Surprisingly, the highly expert team of Ancilia conducted a thorough investigation, which exposed a staggering 136 contracts that utilized Vyper 0.2.15, while 98 contracts relied on Vyper 0.2.16. Moving on, 226 contracts employed Vyper 0.3.0, all of which were exposed to the devastating exploit. A smell of serious security breaches is brewing from the ecosystem. Isnt’?
High Profile Projects That Felt The Tremors
On the contrary, the effect of the attack has been complete chaos. Many prominent DeFi initiatives were severely damaged. The decentralized exchange Ellipsis has recorded steady pool losses with BNB. Meanwhile, a massive $13.6 million left Alchemix’s alETH-ETH pool. The pETH-ETH pool of JPEGd was also hit hard, losing $11.4 million; the sETH-ETH pool of Metronome was also hit hard, losing $1.6 million.
The sad news that 32 million CRV tokens worth over $22 million were stolen from the swap pool was also confirmed by Michael Egorov, CEO of Curve Finance.
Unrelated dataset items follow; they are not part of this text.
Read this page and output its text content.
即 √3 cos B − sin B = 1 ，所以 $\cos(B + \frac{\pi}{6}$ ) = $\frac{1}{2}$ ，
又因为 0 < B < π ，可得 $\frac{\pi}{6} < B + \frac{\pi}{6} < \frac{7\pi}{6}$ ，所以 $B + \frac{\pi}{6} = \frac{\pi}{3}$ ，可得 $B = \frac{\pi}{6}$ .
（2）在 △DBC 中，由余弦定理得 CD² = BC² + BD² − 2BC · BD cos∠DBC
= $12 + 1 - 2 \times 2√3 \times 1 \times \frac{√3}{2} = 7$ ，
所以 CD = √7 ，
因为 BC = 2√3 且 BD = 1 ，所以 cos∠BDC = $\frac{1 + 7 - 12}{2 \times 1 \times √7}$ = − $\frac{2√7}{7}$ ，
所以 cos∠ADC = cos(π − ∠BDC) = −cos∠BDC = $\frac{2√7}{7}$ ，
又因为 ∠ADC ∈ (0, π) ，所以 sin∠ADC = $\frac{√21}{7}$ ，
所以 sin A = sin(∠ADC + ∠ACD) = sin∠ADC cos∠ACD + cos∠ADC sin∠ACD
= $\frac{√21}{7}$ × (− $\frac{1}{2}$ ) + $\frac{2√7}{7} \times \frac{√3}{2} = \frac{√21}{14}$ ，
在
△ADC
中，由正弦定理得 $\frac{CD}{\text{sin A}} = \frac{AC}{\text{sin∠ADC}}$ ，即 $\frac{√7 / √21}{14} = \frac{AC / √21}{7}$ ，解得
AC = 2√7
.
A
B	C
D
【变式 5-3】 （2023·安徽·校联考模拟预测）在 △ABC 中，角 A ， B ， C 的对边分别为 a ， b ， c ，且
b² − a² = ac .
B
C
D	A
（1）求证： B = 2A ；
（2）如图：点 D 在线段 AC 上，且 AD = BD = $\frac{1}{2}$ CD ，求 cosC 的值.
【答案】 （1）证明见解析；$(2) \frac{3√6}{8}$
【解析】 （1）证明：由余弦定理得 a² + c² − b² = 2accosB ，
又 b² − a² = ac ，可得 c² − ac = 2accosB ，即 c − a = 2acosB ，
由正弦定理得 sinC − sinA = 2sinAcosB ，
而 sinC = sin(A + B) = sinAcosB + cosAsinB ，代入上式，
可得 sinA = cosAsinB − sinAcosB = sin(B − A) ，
There have been reverberations throughout the DeFi ecosystem as a result of the effects, with investors fleeing in fear and a flurry of transactions occurring between pools.
While, Curve DAO’s utility token, CRV, was severely impacted by the exploit, dropping by more than 5%. The incident revealed CRV’s liquidity was weak, which may lead to significant price fluctuations.
As the dust settles, the DeFi sector is grappling with yet another significant security breach. This exploit adds to a series of incidents that have plagued the ecosystem. Just days before this massive attack, Curve Finance’s omnipool platform, Conic Finance, suffered a $3.26 million theft in Ether, sending shivers down the spines of DeFi enthusiasts.
It is imperative that further security measures be implemented immediately since the staggering amount of $204 million was lost to DeFi breaches and frauds in the second quarter of 2023 alone. As the potential for more assaults looms large over the DeFi space, it is imperative that projects keep their customers’ payments secure as a top priority.
DeFi world security: how do you feel? Do developers and projects take enough safety measures? Tell us your views.